Myth 1: Every estate goes into probate
Most estates are subject to probate. During the probate process, creditors have three months to file claims against the estate. There are also income taxes to file; the exact details of income tax filings depend on the estate.
However, there are some estates that do not go through the probate process. If the amount of the estate is under the Wisconsin threshold, the estate is not subject to the probate process. Some assets in an estate may not be subject to probate.
Myth 2: There is no way to avoid probate
As discussed above, not all estates are subject to probate. Even if an estate is going through the probate process, not all assets in the estate may be part of the process. These assets may include accounts with a beneficiary designation, assets included in a trust, or property that is jointly owned. In a joint ownership, property automatically passes to the second party named in the joint ownership.

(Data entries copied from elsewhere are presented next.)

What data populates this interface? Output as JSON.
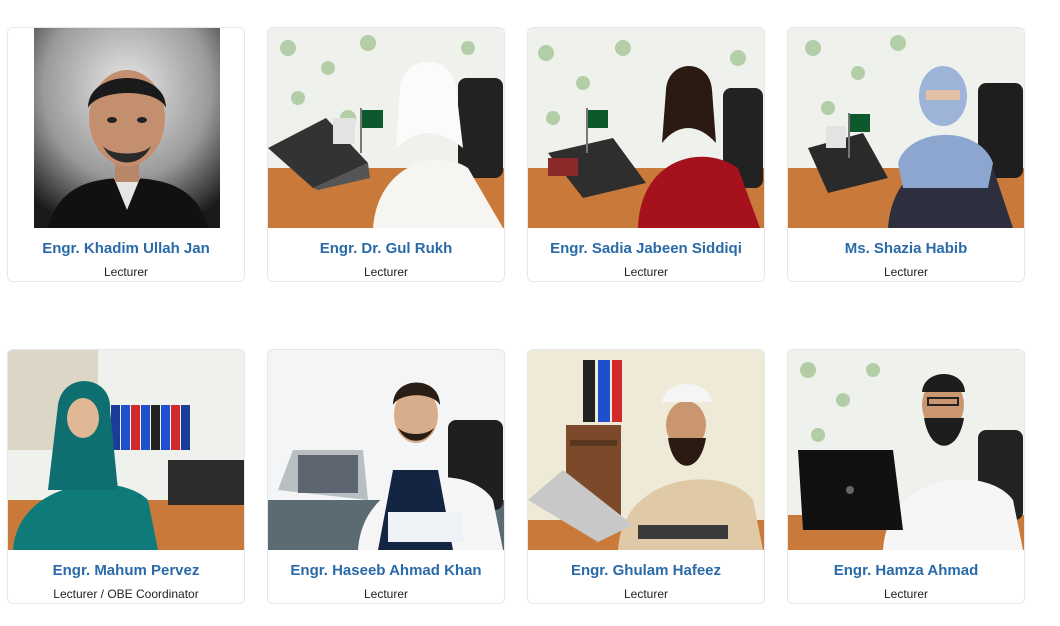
{
  "faculty": [
    {
      "name": "Engr. Khadim Ullah Jan",
      "role": "Lecturer"
    },
    {
      "name": "Engr. Dr. Gul Rukh",
      "role": "Lecturer"
    },
    {
      "name": "Engr. Sadia Jabeen Siddiqi",
      "role": "Lecturer"
    },
    {
      "name": "Ms. Shazia Habib",
      "role": "Lecturer"
    },
    {
      "name": "Engr. Mahum Pervez",
      "role": "Lecturer / OBE Coordinator"
    },
    {
      "name": "Engr. Haseeb Ahmad Khan",
      "role": "Lecturer"
    },
    {
      "name": "Engr. Ghulam Hafeez",
      "role": "Lecturer"
    },
    {
      "name": "Engr. Hamza Ahmad",
      "role": "Lecturer"
    }
  ],
  "colors": {
    "name": "#2a6aa8",
    "role": "#222222",
    "card_border": "#e6e6e6"
  }
}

It should be noted that accounts are only excluded from probate IF the owner has specifically named beneficiaries. This is one of several estate planning steps that can make the process easier for friends and family members after a death.
A revocable living trust is another way to make the distribution of assets smoother during a difficult time. Certain items of the estate are placed into a revocable living trust; the “revocable” label means the trust can be revoked at any time. There are three parties named for management and distribution of the assets: a settlor, trustee, and beneficiary (or beneficiaries). The settlor is the individual who owns the assets. The trustee manages those assets when the guarantor is alive or becomes unable to do so. The beneficiaries are the parties designated to receive those assets. A trust can be established with the assistance of an experienced estate planning lawyer. Even with a trust, a will should still be drafted to detail the distribution of other assets not included in the trust.
Myth 3: During probate, the court is responsible for every part of estate distribution
This common estate planning myth is partially true. Probate is a court-supervised proceeding, but the distribution of assets is executed by a personal representative usually named in the will. If a personal representative is not named in the will, the court appoints an executor.
The will can designate any party as the personal representative. The personal representative can be a friend, family member, or organization. A personal representative can also consult a lawyer to assist with the process. The personal representative is charged with compiling a list of assets, managing creditor claims, and distributing assets. Because this is a multi-step process, the probate process may take a year or more.